Dalai Lama: Tibet doesn't seek independence from ChinaLast updated on Nov 24, 2017, 10:12 am
Speaking in Kolkata, Tibetan spiritual leader Dalai Lama stated that his people do not seek independence from China, but prefer "greater development."
He classified the Sino-Tibetan relationship as "close," although they had "occasional fights."
Thousands of Tibetans, including Buddhist-monks, have been seeking independence from China since it invaded and occupied Tibet in 1950.
Here's more on what he said.
China and the Dalai Lama
The Dalai Lama fled from Tibet to India in 1959 following the failure of the Tibetan uprising, fearing death from Chinese soldiers.
China has since then forbidden him from entering Tibet.
Tibetans have since set up a government in exile in Dharamshala.
Meanwhile, the Dalai Lama has been pushing for the protection of the Tibetan people's religious freedoms at various international forums.
What did Dalai Lama say?
Dalai Lama stressed that Tibetans wished to stay with China for "greater development."

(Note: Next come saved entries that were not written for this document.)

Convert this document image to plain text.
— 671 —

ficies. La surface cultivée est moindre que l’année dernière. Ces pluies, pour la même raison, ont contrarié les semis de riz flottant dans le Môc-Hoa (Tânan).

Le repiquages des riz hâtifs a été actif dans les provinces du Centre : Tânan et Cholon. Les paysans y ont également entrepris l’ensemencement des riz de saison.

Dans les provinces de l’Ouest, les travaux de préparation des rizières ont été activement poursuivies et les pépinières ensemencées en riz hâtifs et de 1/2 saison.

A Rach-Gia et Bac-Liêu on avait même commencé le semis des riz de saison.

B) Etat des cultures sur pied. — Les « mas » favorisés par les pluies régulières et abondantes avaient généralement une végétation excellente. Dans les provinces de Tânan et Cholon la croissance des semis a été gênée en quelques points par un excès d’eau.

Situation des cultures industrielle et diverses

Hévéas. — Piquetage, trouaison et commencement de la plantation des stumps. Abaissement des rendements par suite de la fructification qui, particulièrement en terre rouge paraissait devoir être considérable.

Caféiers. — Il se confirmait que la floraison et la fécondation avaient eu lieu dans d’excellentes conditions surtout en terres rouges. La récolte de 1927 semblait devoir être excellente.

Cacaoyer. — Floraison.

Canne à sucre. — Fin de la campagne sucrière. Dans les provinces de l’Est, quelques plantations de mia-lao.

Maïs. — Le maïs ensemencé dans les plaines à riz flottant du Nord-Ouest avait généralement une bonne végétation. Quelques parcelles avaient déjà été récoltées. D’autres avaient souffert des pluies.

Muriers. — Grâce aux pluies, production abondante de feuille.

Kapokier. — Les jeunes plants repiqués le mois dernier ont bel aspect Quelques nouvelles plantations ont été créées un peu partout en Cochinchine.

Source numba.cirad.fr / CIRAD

He stated, with China had become more integrated with the world, resulting in it changing 40-50% of what it was earlier.
He urged China to respect Tibetan heritage and culture.
"Tibet has a different culture ...... the Chinese people love their own country. We love our own country," he said.
On the ecological significance of Tibet
Dalai Lama recalled the Tibetan Plateau had been referred to as the 'third pole.' "From Yangtze to Sindhu, major rivers ... come from Tibet. Billions of lives are involved. Taking care of the Plateau is not only good for Tibet but for billions of people."